COMUNICATO STAMPA
Imola, 16 maggio 2025 – Le recenti dichiarazioni del Ministro della Giustizia, secondo cui una donna minacciata dovrebbe cercare riparo in una chiesa o in una farmacia in caso di allarme del braccialetto elettronico applicato al violento, sono inaccettabili. Non solo rappresentano l’evidente colpevole non conoscenza del fenomeno, ma confermano un approccio pericoloso e irresponsabile nel contrasto della violenza di genere verso le donne.
«Che si voglia delegare la questione della prevenzione della rivittimizzazione delle donne non al monitoraggio delle misure cautelari, ma a metodi che nulla hanno a che fare con un sistema strutturato ed efficace, è gravissimo» dichiara Clarice Carassi, presidente di Trama di Terre. «La protezione delle donne non può essere lasciata a cotanta colpevole e irresponsabile incompetenza. Queste affermazioni restituiscono alle donne l’idea che non esista un sistema capace di proteggerle dal rischio di reiterazione della violenza già subita. E vanificano anni di attività informativa e culturale finalizzate a restituire alle donne percorsi di affrancamento dalla violenza».

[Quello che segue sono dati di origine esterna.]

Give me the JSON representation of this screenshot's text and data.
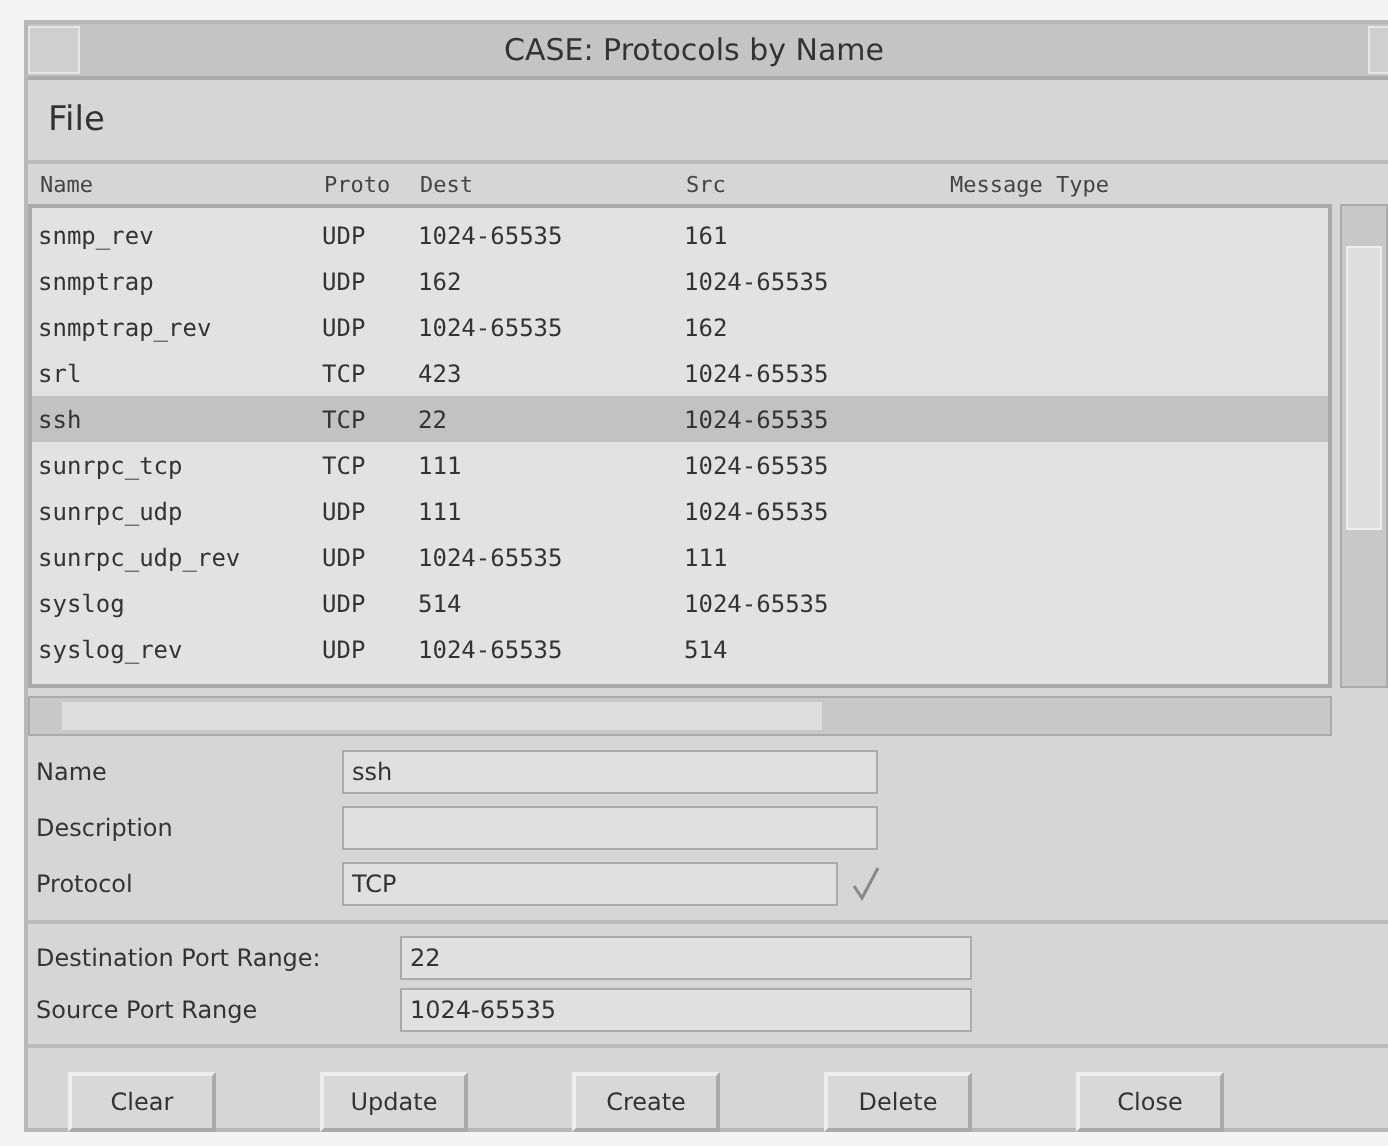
{
  "window": {
    "title": "CASE: Protocols by Name"
  },
  "menu": [
    "File"
  ],
  "table": {
    "columns": [
      "Name",
      "Proto",
      "Dest",
      "Src",
      "Message Type"
    ],
    "rows": [
      {
        "cells": [
          "snmp_rev",
          "UDP",
          "1024-65535",
          "161"
        ],
        "selected": false
      },
      {
        "cells": [
          "snmptrap",
          "UDP",
          "162",
          "1024-65535"
        ],
        "selected": false
      },
      {
        "cells": [
          "snmptrap_rev",
          "UDP",
          "1024-65535",
          "162"
        ],
        "selected": false
      },
      {
        "cells": [
          "srl",
          "TCP",
          "423",
          "1024-65535"
        ],
        "selected": false
      },
      {
        "cells": [
          "ssh",
          "TCP",
          "22",
          "1024-65535"
        ],
        "selected": true
      },
      {
        "cells": [
          "sunrpc_tcp",
          "TCP",
          "111",
          "1024-65535"
        ],
        "selected": false
      },
      {
        "cells": [
          "sunrpc_udp",
          "UDP",
          "111",
          "1024-65535"
        ],
        "selected": false
      },
      {
        "cells": [
          "sunrpc_udp_rev",
          "UDP",
          "1024-65535",
          "111"
        ],
        "selected": false
      },
      {
        "cells": [
          "syslog",
          "UDP",
          "514",
          "1024-65535"
        ],
        "selected": false
      },
      {
        "cells": [
          "syslog_rev",
          "UDP",
          "1024-65535",
          "514"
        ],
        "selected": false
      }
    ]
  },
  "form": [
    {
      "label": "Name",
      "value": "ssh",
      "kind": "text"
    },
    {
      "label": "Description",
      "kind": "text"
    },
    {
      "label": "Protocol",
      "value": "TCP",
      "kind": "option"
    }
  ],
  "ports": [
    {
      "label": "Destination Port Range:",
      "value": "22"
    },
    {
      "label": "Source Port Range",
      "value": "1024-65535"
    }
  ],
  "buttons": [
    "Clear",
    "Update",
    "Create",
    "Delete",
    "Close"
  ]
}
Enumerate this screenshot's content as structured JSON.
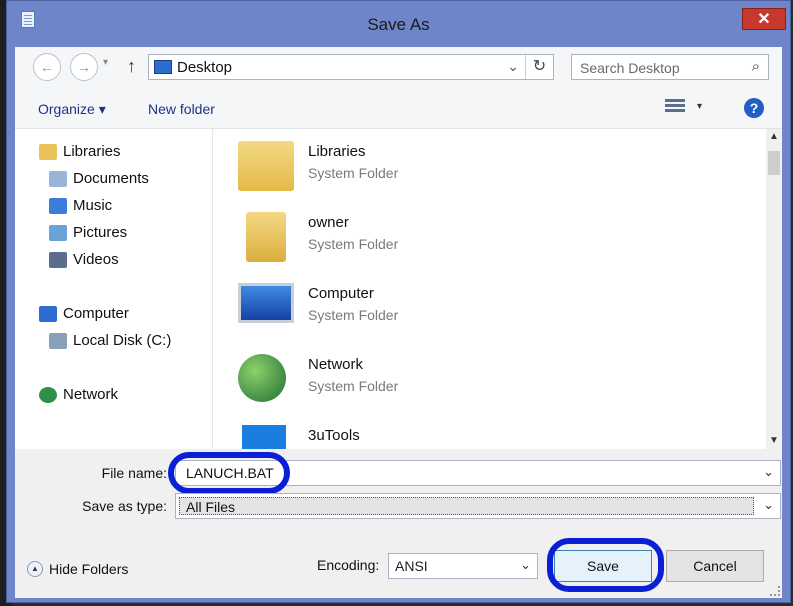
{
  "window": {
    "title": "Save As",
    "close_glyph": "✕",
    "title_icon": "notepad-icon"
  },
  "nav": {
    "back_glyph": "←",
    "forward_glyph": "→",
    "history_glyph": "▾",
    "up_glyph": "↑",
    "address": "Desktop",
    "address_chevron": "⌄",
    "refresh_glyph": "↻",
    "search_placeholder": "Search Desktop",
    "search_glyph": "⌕"
  },
  "toolbar": {
    "organize": "Organize ▾",
    "new_folder": "New folder",
    "view_drop": "▾",
    "help": "?"
  },
  "tree": [
    {
      "label": "Libraries",
      "icon": "libraries-icon",
      "color": "#e8c15a"
    },
    {
      "label": "Documents",
      "icon": "documents-icon",
      "color": "#9bb3d9"
    },
    {
      "label": "Music",
      "icon": "music-icon",
      "color": "#3b7dd8"
    },
    {
      "label": "Pictures",
      "icon": "pictures-icon",
      "color": "#6aa3d9"
    },
    {
      "label": "Videos",
      "icon": "videos-icon",
      "color": "#5a6e8c"
    },
    {
      "label": "Computer",
      "icon": "computer-icon",
      "color": "#2d6cd1"
    },
    {
      "label": "Local Disk (C:)",
      "icon": "disk-icon",
      "color": "#8aa0b8"
    },
    {
      "label": "Network",
      "icon": "network-icon",
      "color": "#2f8f4a"
    }
  ],
  "files": [
    {
      "name": "Libraries",
      "type": "System Folder",
      "icon": "libraries-folder-icon"
    },
    {
      "name": "owner",
      "type": "System Folder",
      "icon": "user-folder-icon"
    },
    {
      "name": "Computer",
      "type": "System Folder",
      "icon": "computer-icon"
    },
    {
      "name": "Network",
      "type": "System Folder",
      "icon": "network-globe-icon"
    },
    {
      "name": "3uTools",
      "type": "",
      "icon": "3utools-icon"
    }
  ],
  "scroll": {
    "up": "▲",
    "down": "▼"
  },
  "form": {
    "file_name_label": "File name:",
    "file_name_value": "LANUCH.BAT",
    "save_type_label": "Save as type:",
    "save_type_value": "All Files",
    "dropdown_glyph": "⌄",
    "hide_folders": "Hide Folders",
    "hide_glyph": "▲",
    "encoding_label": "Encoding:",
    "encoding_value": "ANSI",
    "save_label": "Save",
    "cancel_label": "Cancel"
  },
  "colors": {
    "annotation": "#0a1fd6",
    "chrome": "#6e86c9",
    "close": "#c7392c",
    "link": "#1e3287"
  }
}
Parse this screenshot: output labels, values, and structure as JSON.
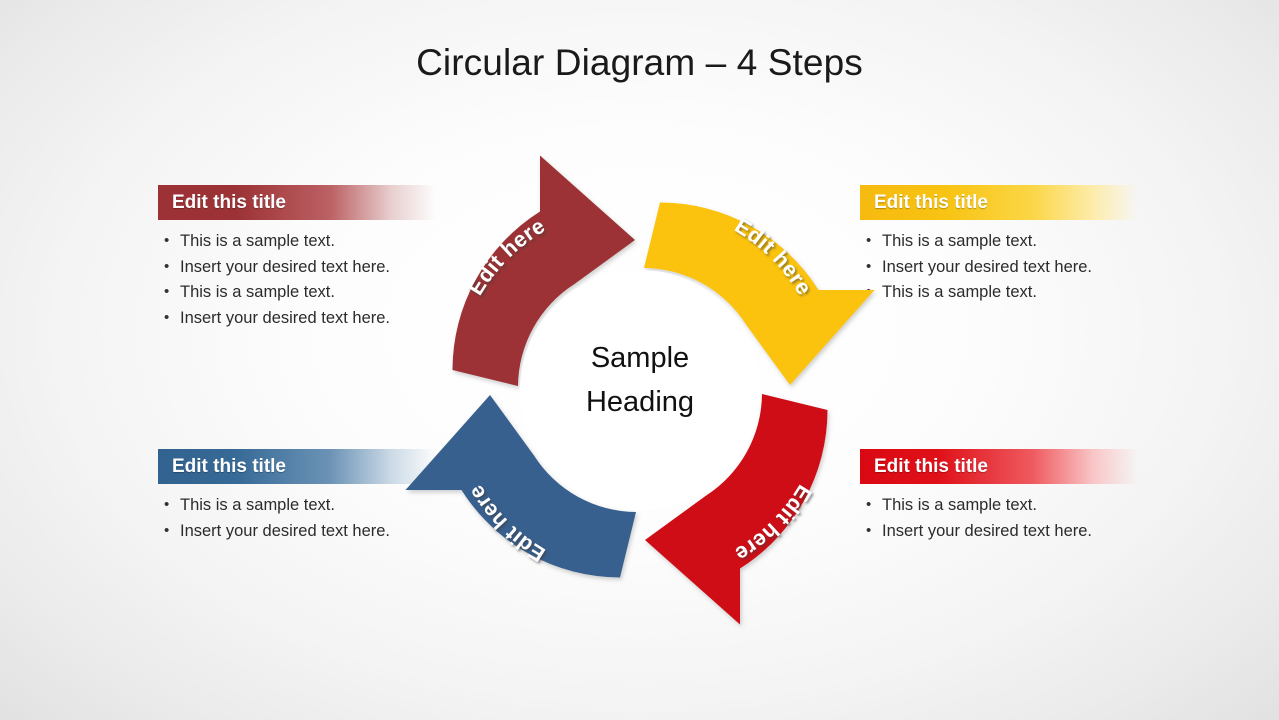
{
  "title": "Circular Diagram – 4 Steps",
  "center": {
    "line1": "Sample",
    "line2": "Heading"
  },
  "colors": {
    "maroon": "#9C3235",
    "amber": "#FBC307",
    "red": "#CE0A14",
    "blue": "#37618E",
    "background_edge": "#DFDFDF",
    "background_center": "#FFFFFF",
    "title_text": "#1A1A1A",
    "body_text": "#2B2B2B",
    "header_text": "#FFFFFF"
  },
  "segments": [
    {
      "id": "top-left",
      "label": "Edit here",
      "color": "#9C3235"
    },
    {
      "id": "top-right",
      "label": "Edit here",
      "color": "#FBC307"
    },
    {
      "id": "bottom-right",
      "label": "Edit here",
      "color": "#CE0A14"
    },
    {
      "id": "bottom-left",
      "label": "Edit here",
      "color": "#37618E"
    }
  ],
  "blocks": {
    "top_left": {
      "header": "Edit this title",
      "bullets": [
        "This is a sample text.",
        "Insert your desired  text here.",
        "This is a sample text.",
        "Insert your desired  text here."
      ]
    },
    "top_right": {
      "header": "Edit this title",
      "bullets": [
        "This is a sample text.",
        "Insert your desired  text here.",
        "This is a sample text."
      ]
    },
    "bottom_left": {
      "header": "Edit this title",
      "bullets": [
        "This is a sample text.",
        "Insert your desired  text here."
      ]
    },
    "bottom_right": {
      "header": "Edit this title",
      "bullets": [
        "This is a sample text.",
        "Insert your desired  text here."
      ]
    }
  }
}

Non è accettabile che si continui a parlare di violenza maschile sulle donne con questo livello di superficialità. Rimettere alle donne la responsabilità della propria salvezza è l’ennesima dimostrazione dell’arretratezza del dibattito pubblico. Ancora una volta, invece di garantire protezione reale, si scarica sulle vittime il peso della prevenzione, ignorando completamente la necessità di un sistema efficace, coordinato e strutturato.
La protezione non può dipendere dall’iniziativa individuale né da indicazioni estemporanee. Serve una rete pubblica, capillare e stabile di Centri Antiviolenza e Case Rifugio, gestiti da realtà competenti, con esperienza concreta e conoscenza profonda della violenza di genere.
«È necessario – continua Carassi – che vi sia una corretta valutazione del rischio di recidiva da parte delle autorità giudiziarie, che porti alla più congrua individuazione delle misure cautelari e di protezione. La soluzione, quindi, non è il rifugio in una chiesa o in una farmacia, ma il ricorso a misure realmente limitative della libertà dell’autore di violenza. Questo avrebbe dovuto dire il Ministro della Giustizia: che la riscontrata parziale efficacia o inefficienza dei braccialetti elettronici imponga a PM e
giudici di scegliere misure più efficaci, non di restituire alla comunità l’idea che la violenza e la sua ripetizione siano un destino ineluttabile per le donne».
È tempo di scelte politiche responsabili, di investimenti strutturali in prevenzione, protezione e giustizia, che passino attraverso la congrua adozione della prospettiva di genere nella interpretazione della vicenda giuridica. Non di parole vuote o soluzioni d’emergenza che restituiscono alle donne anche la responsabilità della propria sicurezza.